La répartition avait été simple: j'embarquais avec Nico et les autres avaient décidés de rester ensemble. S'approchant des véhicules, j'entendis le trio derrière moi et le rouquin s'échanger des âneries et des rires. Étrangement, les voir aussi soudés les uns aux autres me faisait réaliser que je les enviais, dans un sens. De les voir si libre dans leurs émotions et de personnalité à l'opposé de moi, tels des mélodies dont seule la mienne avaient des faux accords. 

Et puis, le regard de Jeb croisa le mien, tel un nouvel accord qui faussa, encore. Je vis sa machoire se crisper, me rappelant notre altercation. Je ne tirais aucune fierté dans les paroles que je lui avais balancé au visage. Surtout que ce genre de comportement perfide va à l'encontre de ce que je prône : les mots ne doivent pas être utilisé aux détriments d'autrui. J'avais laissé ma rancune envers lui affecter une situation qui n'avait aucun lien avec notre désaccord. Un désaccord qu'on n'avait toujours pas eu le temps de régler.  Me léchant inconsciemment les lèvres, je voulus lui dire quelque chose, n'importe quoi. Or, en un instant, il avait embarqué à l'arrière de leur véhicule.

Cloué au sol, je demeurais là, passant sans doute pour une idiote. Ce fut Nicolaï qui me sortit de ma transe, là où je cherchais désespéremment une façon de réparer les pots cassés avec Jeb: je ne voulais pas rester en froid avec lui. Il me bouscula gentiment, m'effleurant de sa chaleur surnaturelle. Me tournant vers le dragon - quel choc ! - qui me demanda l'adresse avec espiéglerie.

       - Jeb l'a dit tantôt! râlai-je en levant les yeux au ciel. T'es sourd?
       - Non, mais j'aime t'entendre râler.

Je grognais pour la forme en rejetant les tresses sur lui, tel un chat fouettant la queue de mécontentement. Il se contenta de tirer sur l'une d'elle avant de me pousser gentiment vers la porte.

Heureusement pour moi, Jeb avait déjà connaissance du lieu où nous allons, comparé à moi.
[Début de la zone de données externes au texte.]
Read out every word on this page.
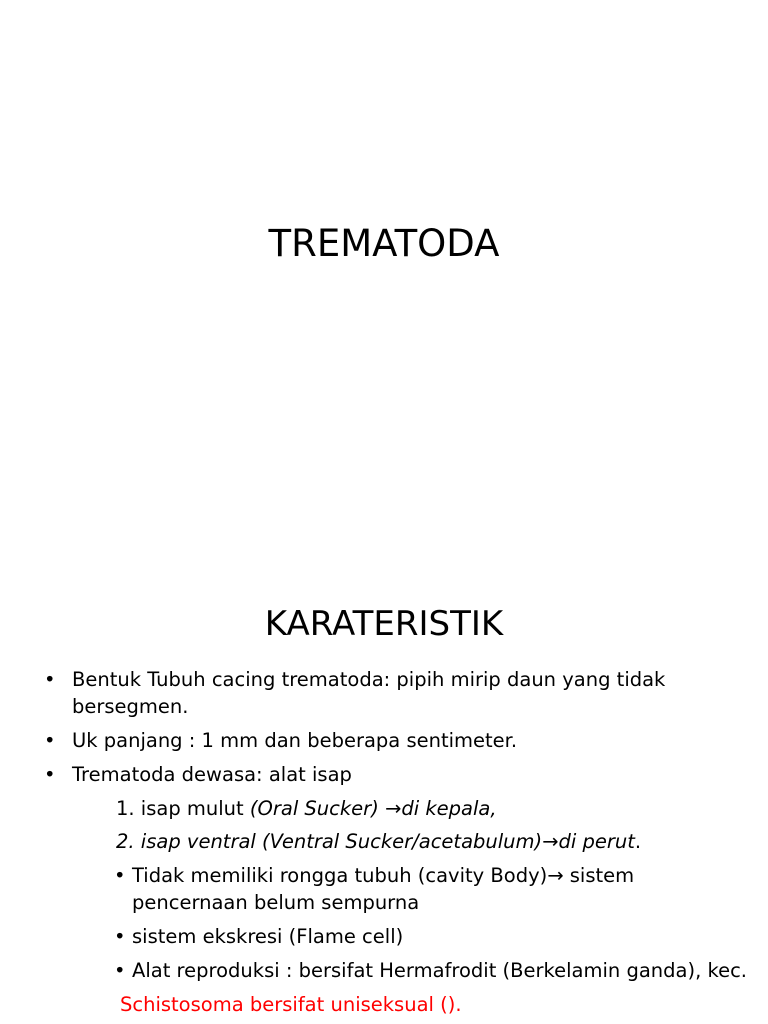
TREMATODA
KARATERISTIK
• Bentuk Tubuh cacing trematoda: pipih mirip daun yang tidak
bersegmen.
• Uk panjang : 1 mm dan beberapa sentimeter.
• Trematoda dewasa: alat isap
1. isap mulut (Oral Sucker) →di kepala,
2. isap ventral (Ventral Sucker/acetabulum)→di perut.
• Tidak memiliki rongga tubuh (cavity Body)→ sistem
pencernaan belum sempurna
• sistem ekskresi (Flame cell)
• Alat reproduksi : bersifat Hermafrodit (Berkelamin ganda), kec.
Schistosoma bersifat uniseksual ().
Même si je me souvenais d'avoir habité ailleurs avant cet incendie, j'eus beaucoup de difficulté à me remémorer de l'adresse exacte. Le seul détail que je me souvenais était que j'avais emménagé plus loin après l'incident. Je fus surprise de savoir qu'il nous fallait deux heures de route pour atteindre ce lieu. Certes, nous étions loin et profond dans la campagne - ou du moins, dans la forêt -, mais je demeurais étonnée par la distance.

Ainsi donc, je pris place du côté passager, sans même me débattre comme le faisait Callie et Nathan un peu plus loin que nous. Bien que je commençais à comprendre que ce simulâcre de dispute était monnaie courante pour eux, je demeurais intriguée. Voir des personnes faire semblant de se chicaner était quelque chose au goût peu commun. Mais j'aimais bien ça.
Nicolaï me lança un regard appuyée, souriant de toutes ses dents en s'installer derrière le volant de sa voiture. Haussant un sourcil dans sa direction, je lui demandais muettement la raison de ce sourire.

        - Je vois que tu préfères toujours ne pas conduire, m'avoua-t-il la raison de son sourire tout en installant le GPS.
        - Cela ne te perturbe pas d'être avec moi, de voir deux personnes si semblables… mais si différentes? 

Un silence angoissant suivit ma tirade, changeant radicalement l'ambiance de l'habitacle. Je devais me réjouir de ce que me disait Nico, mais ce n'était pas le cas. Plus le temps passait, plus la pression de cette situation m'envahissait. Ils - Jeb, Nico, Nathan, Callie et encore d'autres que j'ignorais l'existence - avaient tous connu l'autre moi, celle que je ne connaissais pas.
Est-ce que je les faisais souffrir de ne pas être celle qu'ils ont connu, malgré que j'aille tant de choses en commun? Préféraient-ils la Caith Sidh, ou moi, Keyah? Ou encore, s'ils devaient choisir l'une des deux Keyah qu'ils avaient appris à connaître, laquelle choisiraient-ils?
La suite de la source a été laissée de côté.